Ma lo facciamo anche perché questa luce è essenziale per capire il momento che stiamo vivendo. Le spiegazioni tecniche, scientifiche ed economiche sono la solida (non sempre, in effetti) base della nostra civiltà. Ma ci sono, poi, significati che solo la cultura può dare a queste spiegazioni, c’è un passo oltre i principi fisici e meccanici dell’esistenza, senza il quale non faremo mai nulla di quello che ci accade. E, parafrasando Sartre, l’uomo in fondo è colui che fa qualcosa di ciò che gli altri fanno di lui: non produrre cultura significa negare l’importanza di andare oltre il momento, e di pensarlo. L’arte, la musica, la letteratura, la filosofia, lo spettacolo, non sono solo, né tanto, prodotti ma significati. E oggi più che mai abbiamo bisogno di significati per non rimanere atterriti dall’evidenza, e per combatterla con coscienza e sentimento. Dobbiamo fare qualcosa di ciò che accade.

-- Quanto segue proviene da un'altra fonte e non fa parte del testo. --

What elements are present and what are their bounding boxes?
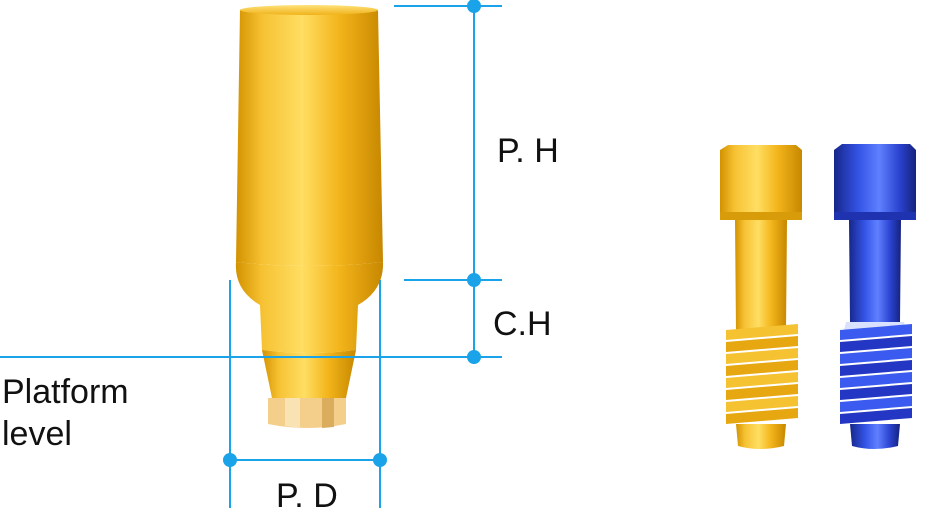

La Mole è un piccolo grande pentagono in mezzo al mare, creato da un grande architetto per prevenire, tramite la quarantena, contagi pericolosi in una città che stava vivendo traffici importanti. Oggi che il senso di quarantena è diffuso nella città, e non all’interno del nostro antico Lazzaretto, questo si trasforma in un grande varco digitale attraverso cui passare per continuare a stare assieme. Il luogo per antonomasia di confino, si fa senza confini. Forse, alla fine, ci capiremo e sentiremo tutti un po’ di più, grazie a una cultura capace di vivere il reale, elastica e senza dogmi.